In het tijdvak van monniken en ridders (de vroege middeleeuwen) kwam met missionarissen zoals Liudger en Bonifatius het christendom naar de noordelijke streken. De tradities en religies van de bewoners werden vervangen door dit nieuwe geloof.
De traditionele heilige plaatsen werden vervangen door kleine houten kerkjes. Met het groeien van de christelijke gemeenschappen kwam er behoefte aan grotere kerken. Deze werden van steen gebouwd. In de 10de en 11de eeuw, was dat vooral tufsteen, een vulkanisch gesteente uit het Eifel-gebergte in Duitsland.
Daarna, in de 11de en 12de eeuw, werden de christelijke gemeenschappen groter en vestigden zich ook monniken in het noorden. Behalve kerken, werden er nu ook kloosters gebouwd.
De bouwmaterialen die nodig waren voor de bouw van kloosters en het vergroten van kerken werd niet meer uit de Eifel gehaald, maar ter plekke vervaardigd. De monniken maakten flinke bakstenen die wij nu ‘kloostermoppen’ noemen. Overal in het noordelijk kustgebied was goede klei te vinden, dus aan grondstoffen was geen gebrek.
In Warffum en Hallum werden grote kloosters gesticht. Het klooster in Warffum was van de Johannieter Orde en heet een ‘commanderij’. De Johannieter orde was een strijdvaardige kloosterorde die deelnam aan de strijd tegen de moslims in het Heilige Land, de zogenaamde ‘kruistochten’. In Warffum ging het om een vrouwenklooster.
Het klooster in Hallum was van de Premonstratenzer Orde. Het werd in 1163 gesticht door pastoor Frederik van Hallum die er in slaagde zijn klooster Mariëngaarde tot een belangrijk religieus centrum uit te bouwen.
De kloosters hadden grote invloed op hun omgeving. De kloostergemeenschappen waren centra van kennis. De activiteit van de monniken en zusters in de landbouw, het beheer van grond en de waterhuishouding heeft het landschap gevormd.

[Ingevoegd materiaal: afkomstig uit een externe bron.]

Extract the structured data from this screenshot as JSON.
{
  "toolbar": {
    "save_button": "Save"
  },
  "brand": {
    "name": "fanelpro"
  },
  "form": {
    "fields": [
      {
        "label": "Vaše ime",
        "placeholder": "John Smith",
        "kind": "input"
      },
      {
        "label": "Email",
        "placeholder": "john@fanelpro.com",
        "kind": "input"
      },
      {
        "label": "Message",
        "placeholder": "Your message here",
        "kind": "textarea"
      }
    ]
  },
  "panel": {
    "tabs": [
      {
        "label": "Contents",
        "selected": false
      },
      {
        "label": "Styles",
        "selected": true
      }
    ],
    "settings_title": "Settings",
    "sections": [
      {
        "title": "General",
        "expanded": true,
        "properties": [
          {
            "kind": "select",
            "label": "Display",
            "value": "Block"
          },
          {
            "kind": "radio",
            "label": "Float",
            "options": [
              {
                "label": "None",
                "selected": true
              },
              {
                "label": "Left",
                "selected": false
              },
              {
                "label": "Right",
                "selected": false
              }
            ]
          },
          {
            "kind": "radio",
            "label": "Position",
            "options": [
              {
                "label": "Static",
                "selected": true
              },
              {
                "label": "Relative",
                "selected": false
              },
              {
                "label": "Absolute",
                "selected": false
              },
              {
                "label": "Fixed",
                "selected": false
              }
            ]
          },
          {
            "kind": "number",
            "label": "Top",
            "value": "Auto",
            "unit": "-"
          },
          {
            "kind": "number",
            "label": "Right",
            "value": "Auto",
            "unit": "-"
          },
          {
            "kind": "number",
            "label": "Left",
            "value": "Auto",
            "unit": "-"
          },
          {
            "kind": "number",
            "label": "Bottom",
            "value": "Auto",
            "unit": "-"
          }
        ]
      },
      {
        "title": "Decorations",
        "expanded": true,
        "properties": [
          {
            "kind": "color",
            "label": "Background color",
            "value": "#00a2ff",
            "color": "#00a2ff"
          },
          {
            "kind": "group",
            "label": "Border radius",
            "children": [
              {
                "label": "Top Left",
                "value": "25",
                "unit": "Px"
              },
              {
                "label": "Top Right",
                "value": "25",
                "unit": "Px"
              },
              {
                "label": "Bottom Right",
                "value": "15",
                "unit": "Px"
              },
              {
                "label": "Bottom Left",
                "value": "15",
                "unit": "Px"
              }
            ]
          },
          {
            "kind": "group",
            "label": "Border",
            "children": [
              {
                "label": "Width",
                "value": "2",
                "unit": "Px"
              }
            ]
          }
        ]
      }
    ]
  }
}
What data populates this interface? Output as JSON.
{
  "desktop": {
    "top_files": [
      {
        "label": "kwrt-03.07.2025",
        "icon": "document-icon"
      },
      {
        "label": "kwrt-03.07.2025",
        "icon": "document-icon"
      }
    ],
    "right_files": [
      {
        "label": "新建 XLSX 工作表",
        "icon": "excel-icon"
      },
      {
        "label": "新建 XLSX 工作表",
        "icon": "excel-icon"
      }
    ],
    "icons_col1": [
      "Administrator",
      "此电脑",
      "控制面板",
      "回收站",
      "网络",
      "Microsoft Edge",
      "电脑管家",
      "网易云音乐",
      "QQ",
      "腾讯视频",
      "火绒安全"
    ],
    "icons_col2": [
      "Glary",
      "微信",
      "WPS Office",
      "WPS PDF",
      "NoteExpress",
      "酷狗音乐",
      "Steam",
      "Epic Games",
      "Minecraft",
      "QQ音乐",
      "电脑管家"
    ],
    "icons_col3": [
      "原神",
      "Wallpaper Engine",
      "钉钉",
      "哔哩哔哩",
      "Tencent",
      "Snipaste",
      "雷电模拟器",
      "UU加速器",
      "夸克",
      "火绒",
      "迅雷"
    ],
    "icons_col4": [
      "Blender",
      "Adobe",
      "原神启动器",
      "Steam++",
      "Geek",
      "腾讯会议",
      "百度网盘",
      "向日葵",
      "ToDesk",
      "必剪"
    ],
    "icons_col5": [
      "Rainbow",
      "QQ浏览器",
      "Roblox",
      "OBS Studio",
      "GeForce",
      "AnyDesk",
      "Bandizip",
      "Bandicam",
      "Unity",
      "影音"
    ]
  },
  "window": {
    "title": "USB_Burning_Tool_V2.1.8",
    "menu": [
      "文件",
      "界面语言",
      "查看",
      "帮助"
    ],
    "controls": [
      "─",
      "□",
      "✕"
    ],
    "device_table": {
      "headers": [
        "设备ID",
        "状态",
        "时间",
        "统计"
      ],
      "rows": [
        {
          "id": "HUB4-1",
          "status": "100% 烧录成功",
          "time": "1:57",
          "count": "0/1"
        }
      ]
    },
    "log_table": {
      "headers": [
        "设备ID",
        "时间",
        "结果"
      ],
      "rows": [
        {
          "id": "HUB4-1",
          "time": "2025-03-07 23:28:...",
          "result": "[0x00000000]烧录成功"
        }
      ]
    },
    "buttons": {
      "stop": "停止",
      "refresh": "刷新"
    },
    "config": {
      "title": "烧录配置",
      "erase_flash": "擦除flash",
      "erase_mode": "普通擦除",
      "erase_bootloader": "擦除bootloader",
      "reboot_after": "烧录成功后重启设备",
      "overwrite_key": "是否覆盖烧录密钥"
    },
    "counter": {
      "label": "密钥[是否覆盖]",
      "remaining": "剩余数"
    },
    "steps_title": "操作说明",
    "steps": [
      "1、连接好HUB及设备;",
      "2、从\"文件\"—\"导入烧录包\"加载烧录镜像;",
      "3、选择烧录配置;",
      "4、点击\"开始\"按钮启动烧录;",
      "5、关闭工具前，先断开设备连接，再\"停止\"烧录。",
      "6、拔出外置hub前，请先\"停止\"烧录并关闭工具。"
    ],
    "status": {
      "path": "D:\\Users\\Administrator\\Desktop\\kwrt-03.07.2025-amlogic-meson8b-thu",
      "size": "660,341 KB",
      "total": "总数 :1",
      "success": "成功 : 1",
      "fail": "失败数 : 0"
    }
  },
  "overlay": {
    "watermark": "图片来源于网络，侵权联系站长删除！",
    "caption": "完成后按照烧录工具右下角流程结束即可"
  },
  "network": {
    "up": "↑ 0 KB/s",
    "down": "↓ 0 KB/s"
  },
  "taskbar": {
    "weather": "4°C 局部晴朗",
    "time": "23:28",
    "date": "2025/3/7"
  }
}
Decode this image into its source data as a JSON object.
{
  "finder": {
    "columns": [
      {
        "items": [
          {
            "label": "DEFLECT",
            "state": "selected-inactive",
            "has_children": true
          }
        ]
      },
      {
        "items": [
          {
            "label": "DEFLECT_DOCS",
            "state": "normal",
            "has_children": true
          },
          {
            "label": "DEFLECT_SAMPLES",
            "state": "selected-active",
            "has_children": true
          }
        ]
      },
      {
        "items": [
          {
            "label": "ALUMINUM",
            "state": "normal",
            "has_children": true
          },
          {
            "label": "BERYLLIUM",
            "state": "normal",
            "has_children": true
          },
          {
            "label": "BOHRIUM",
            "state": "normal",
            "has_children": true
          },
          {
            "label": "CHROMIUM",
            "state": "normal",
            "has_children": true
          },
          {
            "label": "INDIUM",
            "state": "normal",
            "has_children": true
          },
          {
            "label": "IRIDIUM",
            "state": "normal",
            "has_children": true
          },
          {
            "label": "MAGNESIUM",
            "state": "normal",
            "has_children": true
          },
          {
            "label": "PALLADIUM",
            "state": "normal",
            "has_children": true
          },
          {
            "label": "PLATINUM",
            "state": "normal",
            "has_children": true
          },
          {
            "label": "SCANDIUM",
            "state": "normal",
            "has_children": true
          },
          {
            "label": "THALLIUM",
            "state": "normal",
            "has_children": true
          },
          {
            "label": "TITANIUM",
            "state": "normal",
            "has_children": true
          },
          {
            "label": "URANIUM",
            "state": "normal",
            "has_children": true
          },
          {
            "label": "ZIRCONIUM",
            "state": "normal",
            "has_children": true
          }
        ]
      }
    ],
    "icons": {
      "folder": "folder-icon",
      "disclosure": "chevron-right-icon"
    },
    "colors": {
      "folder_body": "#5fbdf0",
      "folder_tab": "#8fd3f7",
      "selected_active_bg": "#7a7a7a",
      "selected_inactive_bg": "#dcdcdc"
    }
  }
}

De monniken begonnen het land rondom de kloosters te ontginnen. Ze legden ook dijken aan. Deze aanleg van dijken, die tussen 1000 en 1200 begon en waaraan de andere bewoners van het gebied deelnamen, zorgde ervoor dat het land minder vaak overstroomde. Het ophogen van de terpen en wierden was daarom niet meer nodig en we zien dat vanaf de 11de eeuw de terpen niet meer in de hoogte groeiden.
De meeste kloosters in Groningen en Friesland zijn verdwenen. Van Mariëngaarde zijn alleen enkele stenen over. In Warffum is nu een boerderij op de plaats waar ooit het klooster stond. De boerderij heet ‘Het Warffumer Klooster’. Ten noordoosten daarvan ligt daar ook de ‘kloosterwierde’, een lage onbebouwde terp die als een glooiing in het landschap te zien is.
Een mooi versierd gebedenboek dat door de zusters in het Warffumse klooster in de 1505 werd geschreven wordt nu in de Nationale Bibliotheek van Hongarije bewaard.
Tijdens een verbouwing vond men in de oude pastorie van Warffum een mantel die door de priester tijdens de mis werd gedragen en enkele voorwerpen die bij de mis werden gebruikt. Ze werden waarschijnlijk verborgen in de woelige periode waarin het Rooms-Katholieke geloof en het Protestantisme met elkaar in conflict waren. Deze zogenaamde ‘Warffumse kerkschat’ wordt nu in het Groninger Museum bewaard.